At a ceremony Monday morning, both sworn-in and civilian officials celebrated the start of the week listening to speakers, followed by a breakfast sponsored by the Imperial County Sheriff’s Association at the Sheriff’s Office south of El Centro.
The philosophy of being a correctional officer is different from when Alvarez first started working at the department more than a decade ago, he said. The purpose used to be to just house the inmates. Now it is to work on rehabilitating them.
Beyond a changing purpose, there are also new tools that have become available, like cameras, computers and more. And even more change is set to come to the local correctional officers with the new jail facility that is set to be built.
“All these changes we are going through are not only for the benefit of the sheriff’s department, but also for our community,” he told the surrounding staff. “The changes will bring more jobs, assist inmates to work their way back into society and assist them to be a productive member of our community.”
The corrections unit of the Sheriff’s Office employs more than 100 people, said Lt.
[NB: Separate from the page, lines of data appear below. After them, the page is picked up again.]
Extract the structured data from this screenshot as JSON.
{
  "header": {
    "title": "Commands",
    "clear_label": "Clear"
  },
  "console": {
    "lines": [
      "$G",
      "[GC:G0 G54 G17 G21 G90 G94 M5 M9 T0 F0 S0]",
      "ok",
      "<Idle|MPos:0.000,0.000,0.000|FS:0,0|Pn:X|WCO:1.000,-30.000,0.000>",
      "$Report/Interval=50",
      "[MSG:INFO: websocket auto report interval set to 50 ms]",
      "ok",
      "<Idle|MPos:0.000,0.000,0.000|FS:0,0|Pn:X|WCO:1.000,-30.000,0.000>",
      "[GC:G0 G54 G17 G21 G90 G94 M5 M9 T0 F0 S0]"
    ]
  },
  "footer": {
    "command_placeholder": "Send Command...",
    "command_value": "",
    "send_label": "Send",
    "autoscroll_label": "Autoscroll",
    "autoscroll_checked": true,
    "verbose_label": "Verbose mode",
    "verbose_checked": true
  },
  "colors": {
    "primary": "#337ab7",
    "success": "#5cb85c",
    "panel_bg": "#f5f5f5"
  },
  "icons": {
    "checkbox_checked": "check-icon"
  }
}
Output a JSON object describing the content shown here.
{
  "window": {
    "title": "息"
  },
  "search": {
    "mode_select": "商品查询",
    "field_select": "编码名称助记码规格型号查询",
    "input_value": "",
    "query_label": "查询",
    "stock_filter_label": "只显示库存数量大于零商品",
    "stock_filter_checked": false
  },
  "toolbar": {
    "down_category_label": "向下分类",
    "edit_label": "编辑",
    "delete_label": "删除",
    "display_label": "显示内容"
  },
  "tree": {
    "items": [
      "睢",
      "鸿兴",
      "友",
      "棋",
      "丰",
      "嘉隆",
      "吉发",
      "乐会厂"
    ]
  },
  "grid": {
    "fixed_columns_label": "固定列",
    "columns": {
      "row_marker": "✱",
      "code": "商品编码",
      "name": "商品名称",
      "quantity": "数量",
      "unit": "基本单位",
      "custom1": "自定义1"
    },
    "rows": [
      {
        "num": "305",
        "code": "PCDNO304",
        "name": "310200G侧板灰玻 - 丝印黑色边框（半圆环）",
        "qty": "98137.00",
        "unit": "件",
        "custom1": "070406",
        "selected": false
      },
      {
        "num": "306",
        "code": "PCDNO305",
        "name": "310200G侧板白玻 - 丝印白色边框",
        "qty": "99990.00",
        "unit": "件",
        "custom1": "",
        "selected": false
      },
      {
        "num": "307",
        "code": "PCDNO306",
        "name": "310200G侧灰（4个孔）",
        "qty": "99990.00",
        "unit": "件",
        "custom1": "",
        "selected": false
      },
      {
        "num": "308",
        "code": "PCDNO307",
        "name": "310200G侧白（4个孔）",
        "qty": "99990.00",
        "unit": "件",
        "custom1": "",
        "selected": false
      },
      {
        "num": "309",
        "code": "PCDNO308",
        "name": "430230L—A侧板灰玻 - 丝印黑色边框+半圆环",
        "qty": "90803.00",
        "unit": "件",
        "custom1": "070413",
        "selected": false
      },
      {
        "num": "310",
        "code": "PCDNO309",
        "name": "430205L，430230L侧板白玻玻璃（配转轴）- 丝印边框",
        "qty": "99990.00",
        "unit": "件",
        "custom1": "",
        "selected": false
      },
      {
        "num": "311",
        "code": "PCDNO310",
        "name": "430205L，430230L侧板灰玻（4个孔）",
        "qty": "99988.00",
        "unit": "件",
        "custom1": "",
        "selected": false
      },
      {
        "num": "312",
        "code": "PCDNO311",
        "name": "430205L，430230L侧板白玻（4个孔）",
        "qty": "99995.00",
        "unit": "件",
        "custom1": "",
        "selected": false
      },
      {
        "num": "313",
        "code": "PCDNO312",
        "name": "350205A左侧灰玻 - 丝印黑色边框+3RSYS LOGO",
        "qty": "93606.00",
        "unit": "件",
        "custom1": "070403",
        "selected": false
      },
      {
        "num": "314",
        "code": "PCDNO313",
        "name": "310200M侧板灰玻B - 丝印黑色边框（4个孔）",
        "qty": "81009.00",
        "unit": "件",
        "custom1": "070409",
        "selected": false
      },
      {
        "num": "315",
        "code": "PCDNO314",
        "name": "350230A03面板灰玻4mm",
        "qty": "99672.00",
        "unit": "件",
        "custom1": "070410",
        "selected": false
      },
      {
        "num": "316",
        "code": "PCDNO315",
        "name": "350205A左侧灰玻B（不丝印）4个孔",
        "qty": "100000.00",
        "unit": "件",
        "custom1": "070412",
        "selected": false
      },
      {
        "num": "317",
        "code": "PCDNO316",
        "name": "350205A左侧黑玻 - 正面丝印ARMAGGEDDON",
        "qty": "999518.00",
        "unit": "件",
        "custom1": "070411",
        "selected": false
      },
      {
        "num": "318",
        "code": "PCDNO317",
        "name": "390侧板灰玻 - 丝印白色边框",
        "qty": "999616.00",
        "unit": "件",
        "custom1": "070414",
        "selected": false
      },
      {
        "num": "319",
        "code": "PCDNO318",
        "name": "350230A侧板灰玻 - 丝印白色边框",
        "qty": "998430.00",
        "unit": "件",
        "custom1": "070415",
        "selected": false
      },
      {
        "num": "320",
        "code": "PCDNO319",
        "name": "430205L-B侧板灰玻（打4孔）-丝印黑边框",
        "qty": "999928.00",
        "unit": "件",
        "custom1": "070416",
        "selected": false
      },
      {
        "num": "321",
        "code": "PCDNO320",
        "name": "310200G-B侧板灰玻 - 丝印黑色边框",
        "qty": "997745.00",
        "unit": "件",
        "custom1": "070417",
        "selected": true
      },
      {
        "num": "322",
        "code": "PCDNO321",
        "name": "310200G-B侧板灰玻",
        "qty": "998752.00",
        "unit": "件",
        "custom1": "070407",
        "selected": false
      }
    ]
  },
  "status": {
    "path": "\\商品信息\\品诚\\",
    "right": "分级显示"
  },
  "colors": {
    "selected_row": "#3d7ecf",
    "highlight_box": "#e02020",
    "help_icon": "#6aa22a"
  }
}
Robert Cortez. This includes correctional officers, clerks and other civilian staff.
For Cortez, Correctional Officers Week is a way to acknowledge all the people who work in the growing profession. And that professional is continuously moving forward.
“I’m proud to say I’m a correctional officer,” he said. “I love what I do.”
Two officers in particular were mentioned during the speeches, Officers A. Arreola and J. Galindo. The two are set to be named World Red Cross Heroes later this week for pulling a person from a vehicle after it fell down an embankment off Interstate 8 west of Ocotillo in December.
Arreola said he and his partner were traveling in separate vehicles to Santee when a vehicle passed them in the fast lane. The car lost control and went off the side of the road, down an embankment. Arreola and Galindo stopped their vehicles and took off down the embankment. Once down there they had to break the front windshield to get the driver out of the vehicle as the roof had been smashed down. They brought the driver up to their vehicles and waited for California Highway Patrol officers to arrive.
It’s something you don’t expect to happen, and Arreola said his first thought was to pull over and help.
About the award, he said, “First, I feel honored, but I don’t consider myself a hero. It’s our duty.”
He added he was happy that recognition like that exists.
As for National Correctional Officers’ Week, Arreola sees it as recognition of what correctional officers do, he said. When officers go behind the walls of the jail, nobody knows what they do, he said. The week allows the group to be thanked for their part in keeping the community safe.